Friday marked my last chance to catch some really great films from Cine Las Americas, although I sadly wished I had gotten a chance to take in more. I mentioned earlier how I tried to check out films from different genres. I decided to take it a step further for my last day to check out two types of movies I don't usually take in: a thriller and a documentary.

My thriller choice was The Second Death, a film about Alba, a cop trying to solve a murder mystery in a small town. The victims are discovered as being "burned from the inside out," found by the police with a rosary in their hands and positioned as if they were praying. When the clues and witness accounts start to incorporate religious undertones, Alba's faith and beliefs are tested (especially since she does not believe in God). The film has a great twist at the end, exposing the truth of the crime and how the local church was tied into it.

Although I am not one for scary films, this was a compelling story that never dropped the ball -- that is, there weren't any plot holes to leave you second guessing. The performances were also spot on, never breaking character or giving out dialogue that brought you back to reality. It's great to see all of the elements of a story such as this stay together all the way until the end. It certainly left me on the edge of my Alamo Village seat!

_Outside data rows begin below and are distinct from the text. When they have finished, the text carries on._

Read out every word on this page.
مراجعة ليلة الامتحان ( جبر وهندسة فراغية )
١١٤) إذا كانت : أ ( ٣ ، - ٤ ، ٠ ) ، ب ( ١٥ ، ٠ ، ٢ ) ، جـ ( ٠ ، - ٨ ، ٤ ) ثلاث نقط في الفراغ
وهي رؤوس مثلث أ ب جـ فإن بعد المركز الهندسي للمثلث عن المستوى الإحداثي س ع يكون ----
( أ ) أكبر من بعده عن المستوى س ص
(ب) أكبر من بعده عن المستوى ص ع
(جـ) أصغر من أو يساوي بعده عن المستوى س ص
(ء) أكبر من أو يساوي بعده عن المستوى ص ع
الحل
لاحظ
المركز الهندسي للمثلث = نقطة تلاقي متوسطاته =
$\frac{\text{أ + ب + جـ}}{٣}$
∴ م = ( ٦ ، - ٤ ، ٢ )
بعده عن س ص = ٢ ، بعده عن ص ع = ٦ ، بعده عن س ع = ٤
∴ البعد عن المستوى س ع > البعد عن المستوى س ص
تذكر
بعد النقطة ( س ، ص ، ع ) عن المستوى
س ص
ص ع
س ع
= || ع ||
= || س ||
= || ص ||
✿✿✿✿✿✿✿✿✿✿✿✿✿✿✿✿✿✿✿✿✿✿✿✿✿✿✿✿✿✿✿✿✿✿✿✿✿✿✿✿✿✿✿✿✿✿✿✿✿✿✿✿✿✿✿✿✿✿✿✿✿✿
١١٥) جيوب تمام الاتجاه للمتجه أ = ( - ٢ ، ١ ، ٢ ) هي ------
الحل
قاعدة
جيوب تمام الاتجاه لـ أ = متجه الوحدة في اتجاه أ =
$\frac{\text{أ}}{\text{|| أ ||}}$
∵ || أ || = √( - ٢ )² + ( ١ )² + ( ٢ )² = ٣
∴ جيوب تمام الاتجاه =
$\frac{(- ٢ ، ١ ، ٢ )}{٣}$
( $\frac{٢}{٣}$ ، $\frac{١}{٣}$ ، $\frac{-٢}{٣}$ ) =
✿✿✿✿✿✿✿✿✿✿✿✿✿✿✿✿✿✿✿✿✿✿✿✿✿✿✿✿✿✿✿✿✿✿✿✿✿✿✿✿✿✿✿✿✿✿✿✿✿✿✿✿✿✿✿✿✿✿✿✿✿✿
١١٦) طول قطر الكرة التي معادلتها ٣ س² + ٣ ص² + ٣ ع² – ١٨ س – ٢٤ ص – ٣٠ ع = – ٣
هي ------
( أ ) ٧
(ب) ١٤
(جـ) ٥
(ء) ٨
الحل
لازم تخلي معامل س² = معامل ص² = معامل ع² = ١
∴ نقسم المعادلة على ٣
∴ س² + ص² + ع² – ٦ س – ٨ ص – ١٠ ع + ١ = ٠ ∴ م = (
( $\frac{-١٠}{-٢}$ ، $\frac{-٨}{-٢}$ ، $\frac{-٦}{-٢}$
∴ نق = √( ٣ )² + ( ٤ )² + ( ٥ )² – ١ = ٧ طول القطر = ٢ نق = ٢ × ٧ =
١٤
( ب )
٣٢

I ended the night with the documentary Sons of the Clouds. The recent film from acclaimed producer Alvaro Longoria caught my attention because Javier Bardem is also a producer. Although I wasn't quite sure what to expect, I'm glad I got the chance to see it. The film focuses on the community of the Western Sahara, a former Spanish colony torn between Spain and Morocco. The result is that the desert is now home to over 200,000 refugees, people living out of tents and trying to survive because neither country claims them. Bardem and Longoria set out to be a voice for these people, reaching out to members of the United Nations and human-rights activists to see what the future holds for the community.

What struck me most about this was the fact that I was not even aware of the situation. When this point was brought up in the post-film Q&A, Longoria said that he believed that 99% of the world is unaware of this issue because it is a nonviolent fight. The only reason Longoria himself found out about it was because a film of his played at a film festival that the Sahara community hosts. It really got me thinking about how many unpublished issues there are all over the world, many that we will never know about. I respect Longoria for fighting for these people, and using filmmaking as a tool for human rights.

Throughout the festival I spotted several Cine Las Americas jury members, such as Miguel Alvarez and Geoff Marslett, attending the films. It was encouraging to see them at the screenings, supporting the films and filmmakers. It just goes to show how important these stories are, and how many of these films are worth more than just one viewing. Congrats to the entire CLAIFF team for another successful year of moving cinema; I look forward to what the 17th year will bring to Austin.